Occupy Wall Street Founder David Graeber on the Movement's Future
Sept. 17, 2011: The occupation of Zuccotti Park begins
You don’t see us recovering from the financial crisis and the recession?
When I talk to people who seem to know what they’re talking about—and this includes people in institutions like the Federal Reserve or the International Monetary Fund—everybody seems to think that nothing was actually fixed. They basically patched it up with Scotch tape, and in two to three years—probably two at this point—it’s all going to happen again.
Were you disappointed that the Occupy Wall Street movement didn’t accomplish more?
I’m personally convinced that if it were not for us, we might well have President Romney. When Romney was planning his campaign, being a Wall Street financier, a 1 Percenter, he thought that was a good thing. That whole 47 percent thing that hurt him so much was something the right wing came up with in response to our 99 percent.

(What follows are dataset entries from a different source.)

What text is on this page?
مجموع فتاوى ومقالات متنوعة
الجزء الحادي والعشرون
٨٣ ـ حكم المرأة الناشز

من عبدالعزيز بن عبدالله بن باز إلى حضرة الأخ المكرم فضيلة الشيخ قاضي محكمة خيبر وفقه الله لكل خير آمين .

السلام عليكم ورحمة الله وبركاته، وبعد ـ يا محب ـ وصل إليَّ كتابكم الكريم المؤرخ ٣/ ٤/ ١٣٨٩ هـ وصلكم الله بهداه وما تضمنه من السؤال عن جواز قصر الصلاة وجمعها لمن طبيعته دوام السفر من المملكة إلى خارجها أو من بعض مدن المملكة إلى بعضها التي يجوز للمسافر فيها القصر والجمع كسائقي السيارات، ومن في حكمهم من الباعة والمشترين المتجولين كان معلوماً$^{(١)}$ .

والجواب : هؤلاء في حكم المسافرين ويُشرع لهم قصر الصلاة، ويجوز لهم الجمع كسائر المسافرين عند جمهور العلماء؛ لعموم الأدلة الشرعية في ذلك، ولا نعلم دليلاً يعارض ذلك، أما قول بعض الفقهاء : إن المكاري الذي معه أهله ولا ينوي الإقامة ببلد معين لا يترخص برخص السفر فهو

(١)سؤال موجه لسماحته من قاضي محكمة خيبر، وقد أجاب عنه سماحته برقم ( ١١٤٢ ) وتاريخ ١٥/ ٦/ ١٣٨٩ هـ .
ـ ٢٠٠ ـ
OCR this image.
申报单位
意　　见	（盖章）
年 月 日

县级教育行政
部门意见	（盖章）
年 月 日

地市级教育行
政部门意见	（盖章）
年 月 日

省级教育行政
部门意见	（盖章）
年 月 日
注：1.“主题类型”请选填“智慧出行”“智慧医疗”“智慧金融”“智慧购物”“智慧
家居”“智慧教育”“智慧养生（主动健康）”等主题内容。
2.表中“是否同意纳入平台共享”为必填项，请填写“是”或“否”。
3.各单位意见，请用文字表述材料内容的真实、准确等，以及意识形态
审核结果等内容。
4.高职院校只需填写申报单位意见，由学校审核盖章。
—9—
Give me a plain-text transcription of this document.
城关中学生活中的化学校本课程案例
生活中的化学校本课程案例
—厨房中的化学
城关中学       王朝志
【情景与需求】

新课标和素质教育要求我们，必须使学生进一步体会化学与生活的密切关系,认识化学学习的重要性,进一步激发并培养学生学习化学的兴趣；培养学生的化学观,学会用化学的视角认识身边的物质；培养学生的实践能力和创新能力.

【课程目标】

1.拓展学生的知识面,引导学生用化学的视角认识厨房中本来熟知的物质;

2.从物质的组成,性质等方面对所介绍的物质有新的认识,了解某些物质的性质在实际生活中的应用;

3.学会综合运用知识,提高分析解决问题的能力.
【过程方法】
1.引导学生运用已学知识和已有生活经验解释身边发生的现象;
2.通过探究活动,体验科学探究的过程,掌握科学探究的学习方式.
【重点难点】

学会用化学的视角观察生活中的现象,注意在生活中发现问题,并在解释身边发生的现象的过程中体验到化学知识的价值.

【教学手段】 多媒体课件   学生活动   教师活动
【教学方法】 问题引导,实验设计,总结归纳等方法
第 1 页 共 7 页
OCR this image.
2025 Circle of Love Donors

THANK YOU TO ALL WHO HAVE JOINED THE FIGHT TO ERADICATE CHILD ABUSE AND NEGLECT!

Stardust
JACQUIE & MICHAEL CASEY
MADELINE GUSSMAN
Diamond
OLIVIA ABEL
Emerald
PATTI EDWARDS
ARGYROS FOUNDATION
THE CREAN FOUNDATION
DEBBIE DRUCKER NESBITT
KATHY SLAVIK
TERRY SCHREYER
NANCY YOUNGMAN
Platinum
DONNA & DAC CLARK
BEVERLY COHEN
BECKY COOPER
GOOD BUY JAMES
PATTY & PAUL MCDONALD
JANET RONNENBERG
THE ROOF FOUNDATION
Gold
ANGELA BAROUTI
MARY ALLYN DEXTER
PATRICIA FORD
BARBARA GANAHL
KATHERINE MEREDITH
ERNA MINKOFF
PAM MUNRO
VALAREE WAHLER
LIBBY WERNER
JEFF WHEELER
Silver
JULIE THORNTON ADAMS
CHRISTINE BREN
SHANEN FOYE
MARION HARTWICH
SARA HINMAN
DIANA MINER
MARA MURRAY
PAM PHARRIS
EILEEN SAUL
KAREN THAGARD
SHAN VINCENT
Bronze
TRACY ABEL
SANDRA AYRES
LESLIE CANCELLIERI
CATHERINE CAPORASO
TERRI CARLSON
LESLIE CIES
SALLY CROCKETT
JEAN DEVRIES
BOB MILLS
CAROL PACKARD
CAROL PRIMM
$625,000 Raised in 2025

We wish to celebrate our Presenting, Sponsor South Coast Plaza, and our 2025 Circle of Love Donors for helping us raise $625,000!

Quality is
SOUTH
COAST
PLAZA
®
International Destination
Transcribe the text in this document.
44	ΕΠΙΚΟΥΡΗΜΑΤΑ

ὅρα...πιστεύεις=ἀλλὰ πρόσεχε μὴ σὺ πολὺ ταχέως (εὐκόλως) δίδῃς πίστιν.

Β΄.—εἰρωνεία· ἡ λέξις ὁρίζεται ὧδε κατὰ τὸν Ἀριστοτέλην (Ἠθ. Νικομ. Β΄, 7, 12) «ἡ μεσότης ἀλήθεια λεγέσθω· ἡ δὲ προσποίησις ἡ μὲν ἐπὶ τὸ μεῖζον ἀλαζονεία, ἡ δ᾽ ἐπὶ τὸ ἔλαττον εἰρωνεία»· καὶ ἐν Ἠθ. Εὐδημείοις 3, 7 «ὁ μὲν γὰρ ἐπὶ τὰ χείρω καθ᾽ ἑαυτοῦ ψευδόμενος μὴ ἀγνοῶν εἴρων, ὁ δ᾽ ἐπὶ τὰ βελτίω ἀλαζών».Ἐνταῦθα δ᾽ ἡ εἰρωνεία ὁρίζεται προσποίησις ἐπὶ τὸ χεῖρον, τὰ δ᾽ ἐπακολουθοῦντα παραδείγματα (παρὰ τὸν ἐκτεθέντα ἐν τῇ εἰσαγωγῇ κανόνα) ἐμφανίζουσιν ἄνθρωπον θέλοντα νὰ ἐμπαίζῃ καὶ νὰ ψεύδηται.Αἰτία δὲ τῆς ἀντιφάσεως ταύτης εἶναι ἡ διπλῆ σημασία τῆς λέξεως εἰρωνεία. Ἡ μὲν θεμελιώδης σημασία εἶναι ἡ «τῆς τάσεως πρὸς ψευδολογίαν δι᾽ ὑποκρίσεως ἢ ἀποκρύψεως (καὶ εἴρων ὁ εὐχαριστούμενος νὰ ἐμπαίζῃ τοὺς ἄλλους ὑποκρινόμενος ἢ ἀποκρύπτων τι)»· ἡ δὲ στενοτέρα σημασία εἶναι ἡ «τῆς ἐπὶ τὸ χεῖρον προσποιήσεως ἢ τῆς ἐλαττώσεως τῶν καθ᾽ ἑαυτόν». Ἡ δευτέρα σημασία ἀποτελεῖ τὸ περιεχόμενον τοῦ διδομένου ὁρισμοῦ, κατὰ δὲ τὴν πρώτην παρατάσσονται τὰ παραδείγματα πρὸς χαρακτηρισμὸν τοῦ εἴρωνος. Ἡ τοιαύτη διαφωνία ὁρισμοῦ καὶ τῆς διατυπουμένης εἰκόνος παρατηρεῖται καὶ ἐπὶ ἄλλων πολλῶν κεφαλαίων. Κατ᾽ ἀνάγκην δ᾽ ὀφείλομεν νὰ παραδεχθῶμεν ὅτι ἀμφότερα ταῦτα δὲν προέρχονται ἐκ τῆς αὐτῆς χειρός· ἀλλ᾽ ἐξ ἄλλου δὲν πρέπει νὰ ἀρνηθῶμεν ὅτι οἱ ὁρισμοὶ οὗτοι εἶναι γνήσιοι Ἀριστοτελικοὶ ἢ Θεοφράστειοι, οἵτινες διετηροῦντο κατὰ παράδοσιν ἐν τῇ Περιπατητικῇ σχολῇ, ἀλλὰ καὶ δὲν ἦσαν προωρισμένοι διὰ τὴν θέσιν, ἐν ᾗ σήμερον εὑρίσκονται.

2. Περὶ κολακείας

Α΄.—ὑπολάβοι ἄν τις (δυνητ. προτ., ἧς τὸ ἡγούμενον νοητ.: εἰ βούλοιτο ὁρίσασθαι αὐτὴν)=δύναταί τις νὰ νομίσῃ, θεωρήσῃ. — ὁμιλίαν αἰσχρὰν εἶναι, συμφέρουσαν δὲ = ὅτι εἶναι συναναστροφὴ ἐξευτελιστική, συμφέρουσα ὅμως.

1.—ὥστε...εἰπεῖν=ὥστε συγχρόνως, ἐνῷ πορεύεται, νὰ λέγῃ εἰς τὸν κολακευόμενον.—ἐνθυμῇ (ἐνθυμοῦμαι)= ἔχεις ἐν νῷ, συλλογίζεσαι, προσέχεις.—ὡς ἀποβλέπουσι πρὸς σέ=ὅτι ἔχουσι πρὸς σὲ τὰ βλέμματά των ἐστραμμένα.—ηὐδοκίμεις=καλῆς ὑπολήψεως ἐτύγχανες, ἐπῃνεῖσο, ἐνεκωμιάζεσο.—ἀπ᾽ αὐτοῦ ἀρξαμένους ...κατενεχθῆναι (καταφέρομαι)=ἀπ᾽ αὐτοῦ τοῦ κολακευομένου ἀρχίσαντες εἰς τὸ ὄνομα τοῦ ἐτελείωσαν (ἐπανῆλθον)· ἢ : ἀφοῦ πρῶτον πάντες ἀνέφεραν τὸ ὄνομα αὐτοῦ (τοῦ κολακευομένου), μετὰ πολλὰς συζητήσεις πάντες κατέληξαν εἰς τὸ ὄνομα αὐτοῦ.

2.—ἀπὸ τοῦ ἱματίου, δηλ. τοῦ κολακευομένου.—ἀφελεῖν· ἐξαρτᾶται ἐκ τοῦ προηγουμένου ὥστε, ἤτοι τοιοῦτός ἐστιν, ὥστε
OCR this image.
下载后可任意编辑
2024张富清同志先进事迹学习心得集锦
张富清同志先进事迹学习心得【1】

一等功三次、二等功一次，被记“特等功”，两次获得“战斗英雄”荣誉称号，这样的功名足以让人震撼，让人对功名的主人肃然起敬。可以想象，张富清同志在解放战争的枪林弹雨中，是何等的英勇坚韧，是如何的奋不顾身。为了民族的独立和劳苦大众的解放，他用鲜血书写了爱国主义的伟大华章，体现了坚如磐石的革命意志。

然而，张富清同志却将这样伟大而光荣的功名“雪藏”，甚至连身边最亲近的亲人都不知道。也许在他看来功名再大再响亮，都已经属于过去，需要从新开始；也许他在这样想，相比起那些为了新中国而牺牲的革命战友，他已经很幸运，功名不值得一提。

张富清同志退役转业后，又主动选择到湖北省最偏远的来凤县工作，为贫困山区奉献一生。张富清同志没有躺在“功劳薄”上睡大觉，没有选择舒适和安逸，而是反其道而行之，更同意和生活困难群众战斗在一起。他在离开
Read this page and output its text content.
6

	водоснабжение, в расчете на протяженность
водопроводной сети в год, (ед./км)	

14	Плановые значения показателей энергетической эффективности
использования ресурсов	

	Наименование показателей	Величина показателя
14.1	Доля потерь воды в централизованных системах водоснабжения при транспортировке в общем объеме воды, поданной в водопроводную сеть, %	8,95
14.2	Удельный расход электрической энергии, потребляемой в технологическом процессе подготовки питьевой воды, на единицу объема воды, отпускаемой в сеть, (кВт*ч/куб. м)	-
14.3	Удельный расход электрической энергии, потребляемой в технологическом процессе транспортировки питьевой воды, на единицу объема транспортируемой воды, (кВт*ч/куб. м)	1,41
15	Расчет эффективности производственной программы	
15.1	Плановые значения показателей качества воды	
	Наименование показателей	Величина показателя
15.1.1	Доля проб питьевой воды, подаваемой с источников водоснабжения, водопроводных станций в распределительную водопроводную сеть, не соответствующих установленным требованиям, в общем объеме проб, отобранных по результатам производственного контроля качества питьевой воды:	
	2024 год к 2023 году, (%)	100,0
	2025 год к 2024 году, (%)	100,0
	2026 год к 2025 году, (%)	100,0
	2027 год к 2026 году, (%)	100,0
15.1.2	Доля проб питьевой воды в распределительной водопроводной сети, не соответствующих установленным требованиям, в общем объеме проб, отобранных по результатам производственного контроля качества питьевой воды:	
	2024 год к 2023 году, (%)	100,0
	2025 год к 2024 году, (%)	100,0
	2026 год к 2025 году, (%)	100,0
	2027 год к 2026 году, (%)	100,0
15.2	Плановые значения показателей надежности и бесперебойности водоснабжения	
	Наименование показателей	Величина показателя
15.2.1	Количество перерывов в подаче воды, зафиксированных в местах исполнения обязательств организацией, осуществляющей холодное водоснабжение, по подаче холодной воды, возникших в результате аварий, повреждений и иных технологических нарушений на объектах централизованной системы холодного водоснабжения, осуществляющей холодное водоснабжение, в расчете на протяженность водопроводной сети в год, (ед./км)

But in terms of changing the whole legislative political direction, I think that’s a lot to ask. We weren’t trying to push specific pieces of legislation. We were trying to create an environment where people could be heard. And I think we did that. We also tried to do something else, which was to create this culture of democracy in America, which really doesn’t have one. And that’s such a major task. The more fundamental the aims of a movement, the longer it’s going to take. We’re organizing in much more constrained and difficult circumstances these days, but it’s still going on. It’s just that people don’t report on it that much.
Most people who warn about the potential of another economic crisis focus on how to prevent it. But you sound like you see it as an opportunity.
Yeah. Well, you’ve got to make the best of a situation. It’s not going to be great. I mean, a lot of people are going to suffer. I wish they wouldn’t. But I don’t hear anybody coming up with particularly convincing reasons why it’s not going to happen.